俺は、近くを歩いていた訓練生に声をかけ、これからの講義や訓練に関する話をしながら歩いていると、あっと言う間に寮についた。
「明日から頑張ろうな!」
「ああ、お互い、立派な航空祈動士になろう。」
他の訓練生たちとは寮の入口で挨拶をして分かれ、それぞれの部屋へと向かった。
俺も自分の部屋に向かい、扉を開けて中に入った。
すると、俺の部屋の相方がすでに到着していた。
入寮時には会えなかった、その相手を見て驚く。
――なんと、あの神崎だった。
先ほどの堂々とした答辞を聞いた後なので、思わず背筋が伸びる。
俺は、答辞を褒める言葉を心の中で用意し、神崎に話しかけた。
「かん―――」
すると、俺の言葉に被せる形で、神崎が口を開いた。
「貴様、あのとき、なぜ手を挙げなかった?」
「―――!?」
き、貴様!?
俺は、人生で初めてそのような呼び方をされ、思わず口を閉じてしまった。
それにあのときって――入校式の前に集まった小講堂で、入校生答辞の立候補者を募ったときの話か。
「――まさか、立候補制だとは思わなかったんだよ。

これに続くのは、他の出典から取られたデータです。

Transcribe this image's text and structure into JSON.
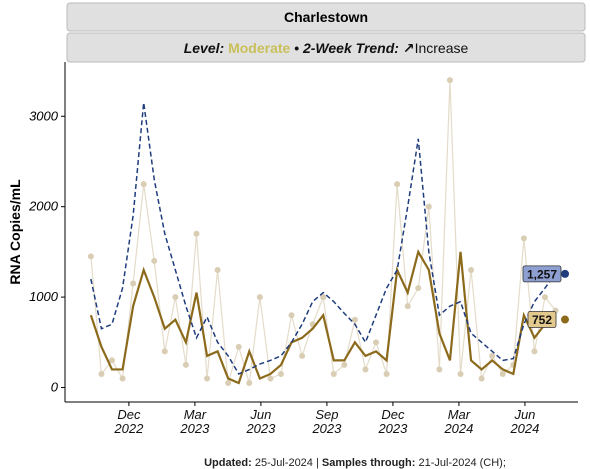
{
  "chart_data": {
    "type": "line",
    "title": "Charlestown",
    "subtitle_parts": [
      "Level:",
      "Moderate",
      "•",
      "2-Week Trend:",
      "↗",
      "Increase"
    ],
    "y_label": "RNA Copies/mL",
    "footer_parts": [
      "Updated:",
      "25-Jul-2024 |",
      "Samples through:",
      "21-Jul-2024 (CH);"
    ],
    "level_color": "#c9c05a",
    "x": [
      2022.773,
      2022.813,
      2022.853,
      2022.893,
      2022.933,
      2022.973,
      2023.013,
      2023.053,
      2023.093,
      2023.133,
      2023.173,
      2023.213,
      2023.253,
      2023.293,
      2023.333,
      2023.373,
      2023.413,
      2023.453,
      2023.493,
      2023.533,
      2023.573,
      2023.613,
      2023.653,
      2023.693,
      2023.733,
      2023.773,
      2023.813,
      2023.853,
      2023.893,
      2023.933,
      2023.973,
      2024.013,
      2024.053,
      2024.093,
      2024.133,
      2024.173,
      2024.213,
      2024.253,
      2024.293,
      2024.333,
      2024.373,
      2024.413,
      2024.453,
      2024.493,
      2024.533
    ],
    "series": [
      {
        "name": "Samples",
        "style": "points",
        "color": "#d9cdb4",
        "values": [
          1450,
          150,
          300,
          100,
          1150,
          2250,
          1400,
          400,
          1000,
          250,
          1700,
          100,
          1300,
          50,
          450,
          50,
          1000,
          100,
          150,
          800,
          350,
          700,
          1000,
          150,
          250,
          750,
          200,
          500,
          150,
          2250,
          900,
          1100,
          2000,
          200,
          3400,
          150,
          1300,
          100,
          350,
          150,
          250,
          1650,
          400,
          1000,
          850
        ]
      },
      {
        "name": "Smoothed",
        "style": "solid",
        "color": "#8c6a1c",
        "values": [
          800,
          450,
          200,
          200,
          900,
          1300,
          1000,
          650,
          750,
          500,
          1050,
          350,
          400,
          100,
          50,
          400,
          100,
          150,
          250,
          500,
          550,
          650,
          800,
          300,
          300,
          500,
          350,
          400,
          300,
          1300,
          1050,
          1500,
          1300,
          600,
          300,
          1500,
          300,
          200,
          300,
          200,
          150,
          800,
          550,
          700,
          752
        ],
        "value_labels": [
          null,
          null,
          null,
          null,
          null,
          null,
          null,
          null,
          null,
          null,
          null,
          null,
          null,
          null,
          null,
          null,
          null,
          null,
          null,
          null,
          null,
          null,
          null,
          null,
          null,
          null,
          null,
          null,
          null,
          null,
          null,
          null,
          null,
          null,
          null,
          null,
          null,
          null,
          null,
          null,
          null,
          null,
          null,
          null,
          "752"
        ],
        "label_fill": "#e3c98e"
      },
      {
        "name": "Trend",
        "style": "dashed",
        "color": "#1f3c7c",
        "values": [
          1200,
          650,
          700,
          1100,
          1900,
          3150,
          2300,
          1700,
          1300,
          900,
          550,
          780,
          500,
          350,
          150,
          200,
          260,
          300,
          350,
          500,
          700,
          950,
          1050,
          950,
          820,
          700,
          500,
          800,
          1100,
          1300,
          2000,
          2750,
          1500,
          800,
          900,
          950,
          600,
          500,
          400,
          300,
          320,
          700,
          950,
          1100,
          1257
        ],
        "value_labels": [
          null,
          null,
          null,
          null,
          null,
          null,
          null,
          null,
          null,
          null,
          null,
          null,
          null,
          null,
          null,
          null,
          null,
          null,
          null,
          null,
          null,
          null,
          null,
          null,
          null,
          null,
          null,
          null,
          null,
          null,
          null,
          null,
          null,
          null,
          null,
          null,
          null,
          null,
          null,
          null,
          null,
          null,
          null,
          null,
          "1,257"
        ],
        "label_fill": "#8e9fd2"
      }
    ],
    "xlim": [
      2022.675,
      2024.618
    ],
    "xticks": [
      {
        "value": 2022.917,
        "label": "Dec 2022"
      },
      {
        "value": 2023.167,
        "label": "Mar 2023"
      },
      {
        "value": 2023.417,
        "label": "Jun 2023"
      },
      {
        "value": 2023.667,
        "label": "Sep 2023"
      },
      {
        "value": 2023.917,
        "label": "Dec 2023"
      },
      {
        "value": 2024.167,
        "label": "Mar 2024"
      },
      {
        "value": 2024.417,
        "label": "Jun 2024"
      }
    ],
    "ylim": [
      -160,
      3600
    ],
    "yticks": [
      0,
      1000,
      2000,
      3000
    ],
    "grid": false
  }
}
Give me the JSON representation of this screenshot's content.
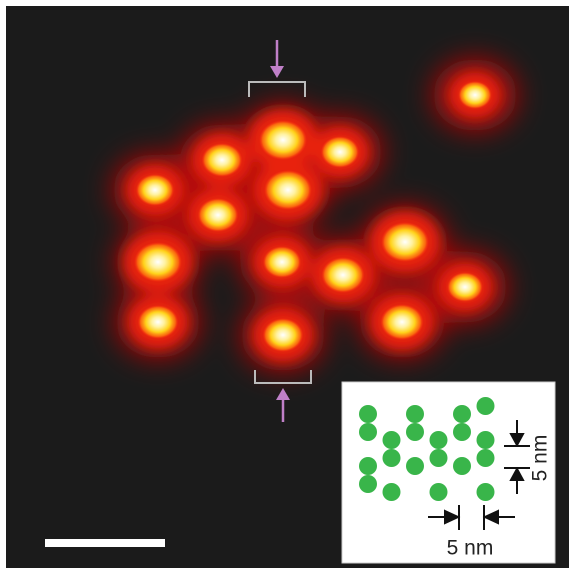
{
  "inset": {
    "vertical_scale_label": "5 nm",
    "horizontal_scale_label": "5 nm"
  }
}
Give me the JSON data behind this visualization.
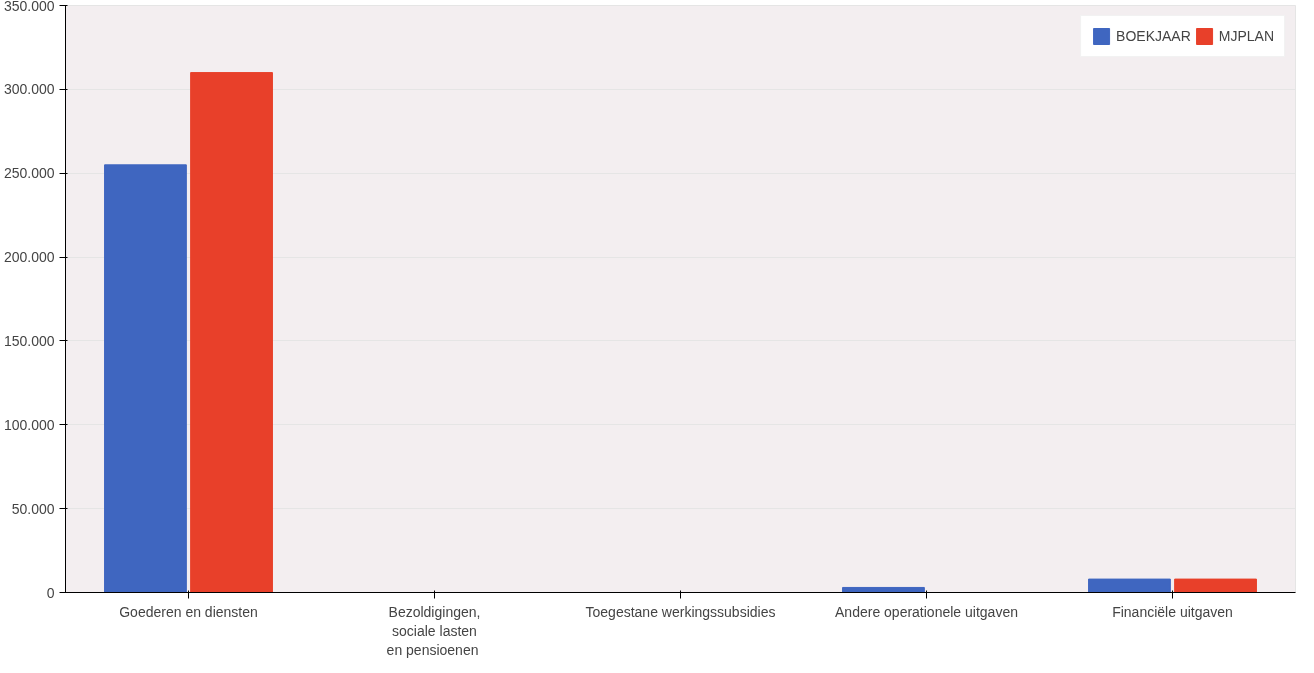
{
  "chart_data": {
    "type": "bar",
    "categories": [
      "Goederen en diensten",
      "Bezoldigingen, sociale lasten en pensioenen",
      "Toegestane werkingssubsidies",
      "Andere operationele uitgaven",
      "Financiële uitgaven"
    ],
    "series": [
      {
        "name": "BOEKJAAR",
        "color": "#3f66c0",
        "values": [
          255000,
          0,
          0,
          3000,
          8000
        ]
      },
      {
        "name": "MJPLAN",
        "color": "#e8402a",
        "values": [
          310000,
          0,
          0,
          0,
          8000
        ]
      }
    ],
    "ylim": [
      0,
      350000
    ],
    "yticks": [
      {
        "value": 0,
        "label": "0"
      },
      {
        "value": 50000,
        "label": "50.000"
      },
      {
        "value": 100000,
        "label": "100.000"
      },
      {
        "value": 150000,
        "label": "150.000"
      },
      {
        "value": 200000,
        "label": "200.000"
      },
      {
        "value": 250000,
        "label": "250.000"
      },
      {
        "value": 300000,
        "label": "300.000"
      },
      {
        "value": 350000,
        "label": "350.000"
      }
    ],
    "grid": "y",
    "legend": "top right"
  }
}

」
俺は面食らいつつも、かろうじてそう返した。
「受け身だな。」
神崎に即答される。
受け身って……確かに、手を挙げるのは遅れたけど。
そこまで言われるほどか。
「貴様以外の全員は、すぐに手を挙げただろう?なぜか分かるか?」
「………………」
俺は、答えることができなかった。
「みな、自分の責務を自覚しているからだ。自覚し、その責務を果たそうと、覚悟をもって祈動学校に入校している。」
答えることができないまま、神崎の言葉だけが、無音の部屋に響き渡った。
「だから皆、全てを成長の機会と捉え、貪欲に吸収しようとする。」
そう、厳しい言葉を突きつけられる。
「先ほどの答辞。あれは、俺の嘘偽りのない本音だ。祈動士は、選ばれし存在だ。選ばれたものは、選ばれなかった者たちを――力無き者たちを、守る義務がある。」
祈動士の、義務……。
「そして、先人たちの――死んでいった者たちの意志を継ぎ、彼ら、彼女らが守りたかったものを護らなければならない。後を託された者として、その命に報いるためにも。」
俺は、何も、言い返せない。
「もし、お前が何の義務も覚悟も抱かず、ただ流されるがまま、この場にいるのなら――」
神崎は、まるで剥き出しの刀のような、恐ろしいほど研ぎ澄まされた眼差しで、俺のことをじっと見つめている。
「――物見遊山の客は不要だ。祈動士なんて、辞めてしまえ。」
そう告げて、神崎は自分の机に向かって歩いていった。
――俺のことは、一度も振り返らずに。